If you re-posted the picture of those two kangaroos hugging, or a sad koala perched in front of a charred forest or that red-spotted satellite image of Australia recently, you were probably just virtue signaling.
Don’t get me wrong, the Australian wildfires are a tragedy that deserve attention on social media. So, you’re not wrong for expressing your moral outrage or solidarity on Twitter, but you’re also not ... not virtue signaling — also known as social commentary for the purpose of indicating your morality.

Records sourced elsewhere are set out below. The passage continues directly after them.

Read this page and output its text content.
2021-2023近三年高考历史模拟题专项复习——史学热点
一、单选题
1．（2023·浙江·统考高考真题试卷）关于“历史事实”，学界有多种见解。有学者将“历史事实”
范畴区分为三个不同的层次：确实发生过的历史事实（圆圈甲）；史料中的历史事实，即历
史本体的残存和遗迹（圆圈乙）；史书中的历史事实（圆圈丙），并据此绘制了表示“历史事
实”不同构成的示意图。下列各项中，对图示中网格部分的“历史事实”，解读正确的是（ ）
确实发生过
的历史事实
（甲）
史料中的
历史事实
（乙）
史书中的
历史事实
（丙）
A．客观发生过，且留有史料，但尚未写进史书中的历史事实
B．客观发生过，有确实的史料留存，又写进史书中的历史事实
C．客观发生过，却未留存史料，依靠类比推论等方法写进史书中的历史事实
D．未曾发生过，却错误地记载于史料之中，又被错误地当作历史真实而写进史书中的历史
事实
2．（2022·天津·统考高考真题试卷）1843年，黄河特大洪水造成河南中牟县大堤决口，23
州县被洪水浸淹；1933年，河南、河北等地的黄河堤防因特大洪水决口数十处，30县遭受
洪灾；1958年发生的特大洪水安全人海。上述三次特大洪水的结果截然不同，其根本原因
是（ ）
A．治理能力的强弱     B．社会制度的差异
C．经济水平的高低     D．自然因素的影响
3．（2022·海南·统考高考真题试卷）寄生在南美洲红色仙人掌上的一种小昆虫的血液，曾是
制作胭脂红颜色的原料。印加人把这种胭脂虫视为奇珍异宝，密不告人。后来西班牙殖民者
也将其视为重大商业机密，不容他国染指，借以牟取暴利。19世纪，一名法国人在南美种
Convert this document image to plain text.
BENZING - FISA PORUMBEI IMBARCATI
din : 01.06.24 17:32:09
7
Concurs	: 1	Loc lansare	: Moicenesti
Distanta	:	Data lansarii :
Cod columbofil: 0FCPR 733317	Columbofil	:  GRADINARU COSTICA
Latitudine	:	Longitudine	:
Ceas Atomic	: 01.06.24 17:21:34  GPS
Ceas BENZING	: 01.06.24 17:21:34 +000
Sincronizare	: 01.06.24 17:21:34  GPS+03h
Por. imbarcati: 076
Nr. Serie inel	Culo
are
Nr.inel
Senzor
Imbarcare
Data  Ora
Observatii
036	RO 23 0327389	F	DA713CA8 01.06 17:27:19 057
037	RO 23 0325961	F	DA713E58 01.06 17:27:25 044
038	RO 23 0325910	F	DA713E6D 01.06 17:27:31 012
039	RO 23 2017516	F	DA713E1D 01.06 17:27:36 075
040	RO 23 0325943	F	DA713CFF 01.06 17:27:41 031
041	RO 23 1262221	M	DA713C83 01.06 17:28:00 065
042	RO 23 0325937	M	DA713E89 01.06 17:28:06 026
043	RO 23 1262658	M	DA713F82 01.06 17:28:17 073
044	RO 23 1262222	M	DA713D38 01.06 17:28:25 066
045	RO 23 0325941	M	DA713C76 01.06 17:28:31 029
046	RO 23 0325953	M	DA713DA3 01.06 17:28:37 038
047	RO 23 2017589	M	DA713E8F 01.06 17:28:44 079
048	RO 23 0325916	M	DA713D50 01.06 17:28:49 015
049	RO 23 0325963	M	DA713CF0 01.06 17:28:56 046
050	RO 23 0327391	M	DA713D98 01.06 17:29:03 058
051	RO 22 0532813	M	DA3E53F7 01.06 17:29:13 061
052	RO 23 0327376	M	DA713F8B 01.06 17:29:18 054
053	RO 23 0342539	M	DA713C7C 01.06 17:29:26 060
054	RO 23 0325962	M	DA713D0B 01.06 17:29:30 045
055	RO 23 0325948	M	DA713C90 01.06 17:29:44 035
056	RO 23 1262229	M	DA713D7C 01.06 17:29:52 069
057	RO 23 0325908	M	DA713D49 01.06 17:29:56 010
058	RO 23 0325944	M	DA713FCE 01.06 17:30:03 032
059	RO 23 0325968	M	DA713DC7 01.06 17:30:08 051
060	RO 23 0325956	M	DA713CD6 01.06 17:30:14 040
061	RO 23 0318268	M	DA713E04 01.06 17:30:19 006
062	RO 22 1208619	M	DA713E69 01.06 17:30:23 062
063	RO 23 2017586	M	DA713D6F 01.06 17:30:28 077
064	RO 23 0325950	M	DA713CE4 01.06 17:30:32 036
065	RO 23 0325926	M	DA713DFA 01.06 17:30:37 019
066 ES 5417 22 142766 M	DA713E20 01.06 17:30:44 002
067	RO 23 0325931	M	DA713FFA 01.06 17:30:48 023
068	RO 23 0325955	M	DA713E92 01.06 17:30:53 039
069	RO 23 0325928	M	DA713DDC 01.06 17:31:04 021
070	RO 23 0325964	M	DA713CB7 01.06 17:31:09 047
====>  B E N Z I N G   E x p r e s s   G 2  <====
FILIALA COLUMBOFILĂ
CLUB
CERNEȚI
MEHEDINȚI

I’m not saying that virtue signaling is inherently bad — there’s no such thing as bad publicity, right? But I did have a moment last week when I saw that same sad picture of the ash-dusted joeys, hit the paper plane icon and started swiping to see which filter made them look the most sad.
Now, the moment you’re having while reading this is likely the same moment that I had — I thought to myself, 'This is ridiculous,' and decided not to post the picture to my story. Immediately afterwards, I had an even weirder moment where I felt bad for not having shared anything on my story about the blaze.
Did my lack of virtue signaling actually make me less virtuous? Was I part of the reason why there are so many misplaced marsupials?
In short, no.
I surely didn’t lose any sleep over this dilemma. But it did spark new questions about the place of virtue signaling in what we do here at The Daily Tar Heel, and my role in perhaps permitting too much of it in what we publish.
I mean, as the opinion desk, our job is pretty much to virtue signal for about 500 words with the hope that we’ve convinced readers to take a stance on a social issue. In the best case scenario, our posturing inspires readers to agree, and maybe retweet an article.
On a more personal level, however, this honestly caused me a lot of frustration as the editor of this desk because I had to wonder: Is this the fullest extent of our work?
What I’m passionate about is fighting social inequality — I’m literally majoring in it. Traditionally, that looks like making time to serve community members or actually 'doing the work.' Due to the time commitment of my role at The Daily Tar Heel, however, I’ve had to sacrifice that 'real' advocacy work with the hope that our publication could truly be a space for social change.
After some reflection following last semester, I’ve come to realize two things:
- Yes, we do a lot of virtue signaling,
- No, that’s not necessarily a bad thing.
But what does that mean?
It means that — just like those who use social media as a space for advocacy — using this platform to raise awareness about social issues is inherently helpful in spreading awareness. More importantly, though, we must recognize that it also means we are not the ones doing the work to combat inequality.
Especially as an organization that has historically excluded, and even harmed, minority communities, we can't really hold much moral high ground. We could put out 100 editorials damning white supremacy on campus, but it would never rival the work of student leaders who are on the ground, putting in the work and really being ‘about it’ every day.
We owe it to our student organizers, local non-profits and progressive policy-makers for making the structural changes for which we advocate.
This doesn’t mean that I or my desk will stop writing advocative pieces, it just means that this semester I’ll make an effort to back up my virtue signaling with action. I’m challenging my entire desk, and you all, to do the same.
Whether it’s through your course of study or career, extracurricular service commitments or simple acts of kindness, we have the capacity to move beyond virtue signaling towards action, and we should.